Last year, Mrs Palin proposed offering a bounty of $150 per wolf, as long as the hunter provided the wolf's foreleg as proof of the kill. The measure did not pass. She even spent $400,000 on a state-funded campaign to block attempts to end the hunt.

Its not just wildlife conservationists who object. Many ordinary Alaskans also condemn the practice as barbaric.

Trish Rolfe, who runs the Sierra Club's Alaska office, thinks Governor Palin has been a disaster for Alaska's environment. "The idea that she stands up to the oil companies is a joke," she says.

"The governor pays lip service to the issue of global warming but denies it is man made.
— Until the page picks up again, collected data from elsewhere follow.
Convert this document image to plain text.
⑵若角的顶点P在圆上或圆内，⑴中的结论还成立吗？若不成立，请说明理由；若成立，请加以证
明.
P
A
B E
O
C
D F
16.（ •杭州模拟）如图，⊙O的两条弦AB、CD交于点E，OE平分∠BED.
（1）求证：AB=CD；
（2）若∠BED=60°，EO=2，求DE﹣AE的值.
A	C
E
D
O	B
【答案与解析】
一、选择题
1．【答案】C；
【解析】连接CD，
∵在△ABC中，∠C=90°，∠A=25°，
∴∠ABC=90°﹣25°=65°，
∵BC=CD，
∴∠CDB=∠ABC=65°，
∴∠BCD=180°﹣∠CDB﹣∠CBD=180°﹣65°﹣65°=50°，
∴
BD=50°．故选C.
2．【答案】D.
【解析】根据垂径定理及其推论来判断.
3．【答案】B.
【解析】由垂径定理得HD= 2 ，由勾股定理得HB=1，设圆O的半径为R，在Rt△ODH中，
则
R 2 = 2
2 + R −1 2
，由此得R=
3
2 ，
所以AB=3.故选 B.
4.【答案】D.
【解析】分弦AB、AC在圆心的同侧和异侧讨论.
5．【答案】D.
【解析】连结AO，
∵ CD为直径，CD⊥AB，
She will not even spend money to help the Inupiaq villages which are about to fall into the sea."

Tuesday, September 02, 2008

"Arctic becomes an island as ice melts"


From telegraph.co.uk:
The North Pole has become an island for the first time in human history as climate change has made it possible to circumnavigate the Arctic ice cap.

The historic development was revealed by satellite images taken last week showing that both the north-west and north-east passages have been opened by melting ice.

Prof Mark Serreze, a sea ice specialist at the National Snow and Ice Data Centre (NSIDC) in the US said the images suggested the Arctic may have entered a "death spiral" caused by global warming.

Shipping companies are already planning to exploit the first simultaneous opening of the routes since the beginning of the last Ice Age 125,000 years ago. The Beluga Group in Germany says it will send the first ship through the north-east passage, around Russia, next year, cutting 4,000 miles off the voyage from Germany to Japan.

Meanwhile, Stephen Harper, Canada's Prime Minister, has announced that ships entering the north-west passage should first report to his government. The routes have previously opened at different times, with the western route opening last year, and the eastern route opening in 2005.

The satellite images gathered by Nasa show that the north-west passage opened last weekend and the final blockage on the east side of the ice cap, an area of sea ice stretching to Siberia, dissolved a few days later.

Last year the extent of sea ice in the Arctic reached a record low that could be surpassed in the next few weeks, with some scientists warning that the ice cap could soon vanish altogether during summer.

Four weeks ago tourists had to be evacuated from a park on Baffin Island because of flooding caused by melting glaciers, and polar bears have been spotted off Alaska trying to swim hundreds of miles to the retreating ice cap...

"The rate of change is clearly faster than nearly all the models predict, which has huge implications for climate change and how to tackle it."